Maybe there will be a last-minute breakthrough of the sort that’s typical of Congress, but this Congress appears uniquely incapable of finding its way out of this or any other impasse. Legislative ups and downs are not new to the 52-year-old Munoz. Passage of a bipartisan Senate bill last year made reform seem tantalizingly close. Then a string of missteps, some self-inflicted by the White House, dashed any hope the House might act.
Along the way, Munoz alienated some of her biggest allies in the reform movement. Frank Sharry, founder of America’s Voice, a leading liberal immigration advocacy group, says he still considers Munoz a friend, “but there’s a hiatus in our relationship. I’m on the black list, too critical of the White House.” Even so, he defends Munoz from the implication in a recent Washington Post piece that as the president’s point person on immigration, she was to blame for not alerting lawmakers about the mounting number of children arriving from Central America. Sharry blames a “diabolical marketing scheme” by smugglers that led to a sudden doubling of the numbers. “I’ll say this, it’s a lot easier to criticize administration policy than it is to make it,” he says.
Sharry recounts Obama telling pro-reform activists at a meeting when the Central American crisis first erupted, “My job as president is to send a deterrent message. We can’t accept them all. I’m going to do my job, and you may not like it.” Sharry didn’t like it but says of Obama, “At least he owned it.”
Munoz didn’t say much during that meeting, but she backs the president in his determination to convince parents not to send their children on a dangerous journey that will likely end in their deportation. “It is terrifying to think of putting children in the hands of smugglers who are lying to them and saying once you get to the U.S. there’s free passage,” she says. There is a veneer of truth in smugglers telling families the permiso documents issued to immigrants will allow them to stay (they can stay until their court date, which can be months away). The entire legal process can take years in some cases. The answer, she says, is to streamline the process with additional judges, but that takes money Congress is so far not willing to allocate.
Munoz talks movingly about her visit to the Rio Grande, where all but one in a group of 13 and 14 year olds had come with smugglers. The lone exception was a 13-year-old boy from Honduras who had held onto the top of a train. Munoz also told of a young boy’s body found just west of McAllen, Texas. “The thing that keeps me up at night is making sure that we’re doing everything to protect them from making this dangerous journey,” she says.
Obama made a big bet in his first term that ramping up enforcement to record levels would bring Republicans on board for comprehensive reform. Now there’s no immigration reform, there’s a child humanitarian crisis, Republicans are further to the right, forgetting all the supposed lessons of the 2012 election about appealing to Latino voters, and Obama has a restive base asking, in Sharry’s words: “Does he want to go down as the Great Enforcer, or the Great Emancipator?”

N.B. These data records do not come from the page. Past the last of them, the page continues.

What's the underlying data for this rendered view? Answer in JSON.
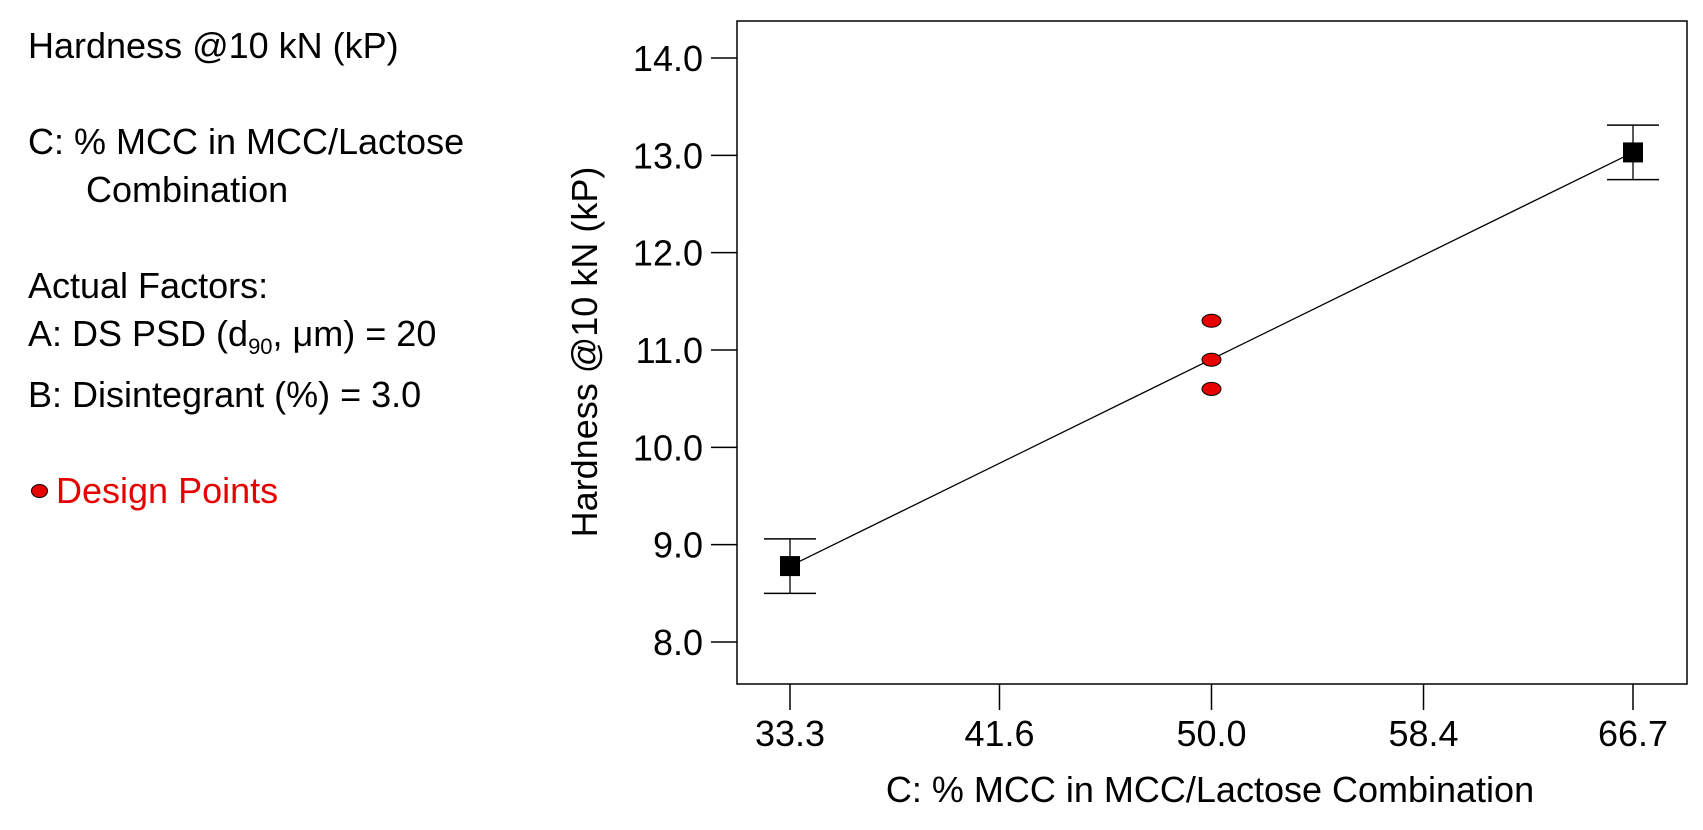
{
  "side_panel": {
    "response": "Hardness @10 kN (kP)",
    "factor_line1": "C: % MCC in MCC/Lactose",
    "factor_line2": "Combination",
    "actual_factors_label": "Actual Factors:",
    "factor_a_prefix": "A: DS PSD (d",
    "factor_a_sub": "90",
    "factor_a_suffix": ", μm) = 20",
    "factor_b": "B: Disintegrant (%) = 3.0",
    "legend_label": "Design Points",
    "legend_color": "#e60000"
  },
  "chart_data": {
    "type": "line",
    "title": "",
    "xlabel": "C: % MCC in MCC/Lactose Combination",
    "ylabel": "Hardness @10 kN (kP)",
    "xlim": [
      33.3,
      66.7
    ],
    "ylim": [
      7.6,
      14.4
    ],
    "x_ticks": [
      "33.3",
      "41.6",
      "50.0",
      "58.4",
      "66.7"
    ],
    "y_ticks": [
      "8.0",
      "9.0",
      "10.0",
      "11.0",
      "12.0",
      "13.0",
      "14.0"
    ],
    "fit_line": {
      "x": [
        33.3,
        66.7
      ],
      "y": [
        8.78,
        13.03
      ]
    },
    "interval_points": [
      {
        "x": 33.3,
        "y": 8.78,
        "low": 8.5,
        "high": 9.06
      },
      {
        "x": 66.7,
        "y": 13.03,
        "low": 12.75,
        "high": 13.31
      }
    ],
    "design_points": [
      {
        "x": 50.0,
        "y": 11.3
      },
      {
        "x": 50.0,
        "y": 10.9
      },
      {
        "x": 50.0,
        "y": 10.6
      }
    ],
    "design_point_color": "#e60000",
    "grid": false
  }
}
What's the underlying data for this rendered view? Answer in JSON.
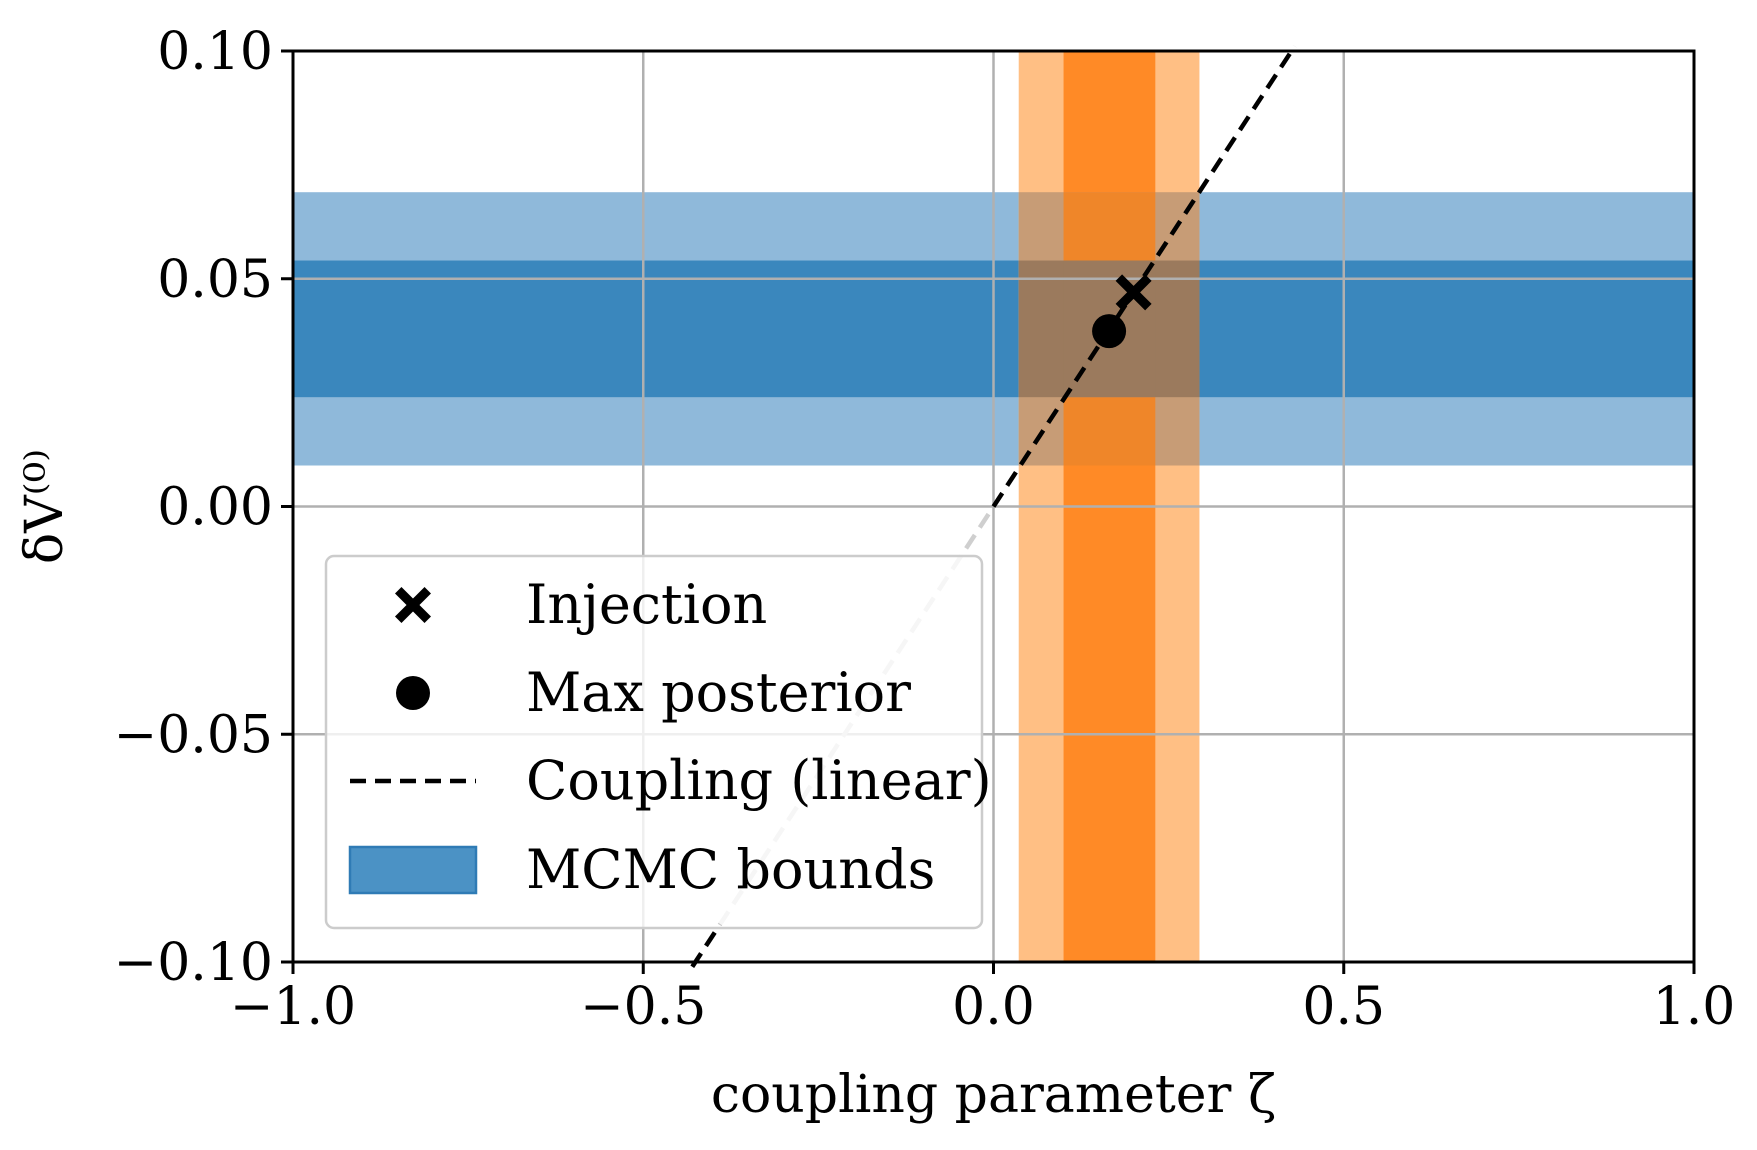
{
  "chart_data": {
    "type": "scatter",
    "xlabel": "coupling parameter ζ",
    "ylabel": "δV⁽⁰⁾",
    "xlim": [
      -1.0,
      1.0
    ],
    "ylim": [
      -0.1,
      0.1
    ],
    "grid": true,
    "legend_position": "lower-left",
    "x_ticks": [
      -1.0,
      -0.5,
      0.0,
      0.5,
      1.0
    ],
    "x_tick_labels": [
      "−1.0",
      "−0.5",
      "0.0",
      "0.5",
      "1.0"
    ],
    "y_ticks": [
      -0.1,
      -0.05,
      0.0,
      0.05,
      0.1
    ],
    "y_tick_labels": [
      "−0.10",
      "−0.05",
      "0.00",
      "0.05",
      "0.10"
    ],
    "legend": [
      {
        "label": "Injection",
        "marker": "x-filled"
      },
      {
        "label": "Max posterior",
        "marker": "circle"
      },
      {
        "label": "Coupling (linear)",
        "marker": "dashed-line"
      },
      {
        "label": "MCMC bounds",
        "marker": "patch"
      }
    ],
    "injection": {
      "x": 0.2,
      "y": 0.047
    },
    "max_posterior": {
      "x": 0.165,
      "y": 0.0385
    },
    "coupling_line": {
      "slope": 0.235,
      "intercept": 0.0,
      "x_range": [
        -0.43,
        0.43
      ],
      "faded_below_y": 0.0
    },
    "bands_y": {
      "outer": [
        0.009,
        0.069
      ],
      "inner": [
        0.024,
        0.054
      ]
    },
    "bands_x": {
      "outer": [
        0.036,
        0.294
      ],
      "inner": [
        0.1,
        0.231
      ]
    },
    "colors": {
      "blue_outer": "#8fb9da",
      "blue_inner": "#3a87bd",
      "orange_outer": "#ffbf84",
      "orange_inner": "#ff8a26",
      "overlap_outer": "#c79c76",
      "overlap_inner": "#9b7a5d",
      "overlap_mixed": "#ef8629",
      "line_dark": "#000000",
      "line_faded": "#cfcfcf",
      "legend_patch": "#4b92c5"
    }
  }
}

The answer could come at summer’s end when Homeland Security Secretary Jeh Johnson gives Obama recommendations for executive action on immigration. Pro-reform activists are pushing for “big and bold,” using the Senate bill that passed more than a year ago with 68 votes as the template for issuing work permits to some 8 million people. It’s doubtful the cautious Obama would push the system that hard, but at this point it’s anybody’s guess.
With the House having voted to sue him for abusing his executive powers in delaying the employer mandate in the Affordable Care Act, he might just be tempted to give the GOP majority something to stew over. “Will he go that big? Doubtful,” says Sharry. “We’re asking big to see if we can get it.”

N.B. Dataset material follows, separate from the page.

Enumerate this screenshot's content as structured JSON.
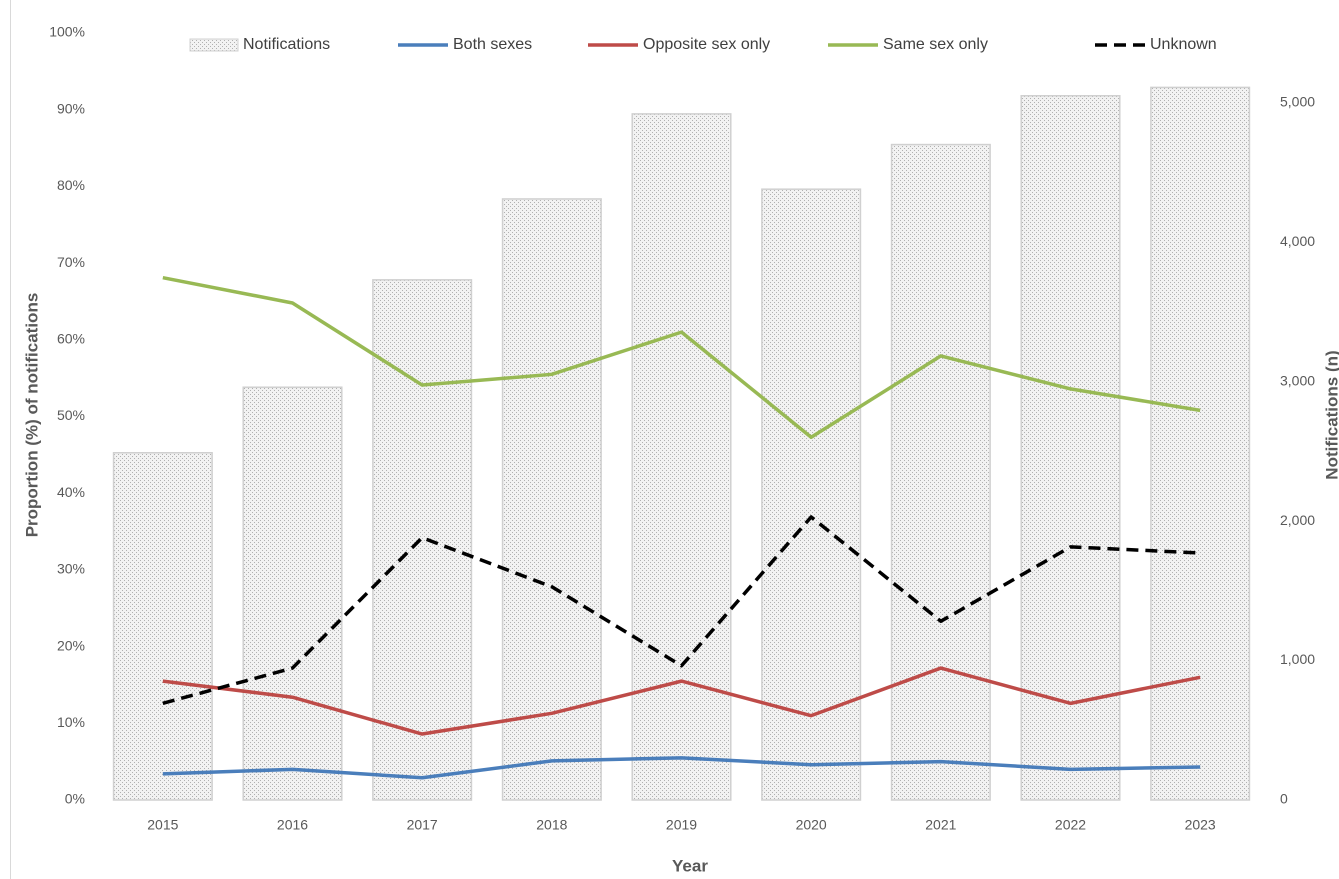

For Obama, and for Munoz too, this is about legacy. “She’s got a longevity with this issue, and it’s not just academic, it’s internal, it’s personal,” says Ben Johnson, executive director of the American Immigration Council. Without her, Johnson believes the administration’s enforcement arm would have come down harder. Asked how she gets through the long, crisis-filled days, with the attacks coming from longtime friends and allies, Munoz says there’s a big box of chocolates on the table next to her phone. Despite the disappointments, she’s confident of victory. “This (CIR) bill is going to pass and be signed into law—not if, it’s when,” she says. “It’s clearly going to pass and regardless of where I’m working that day, I will celebrate.”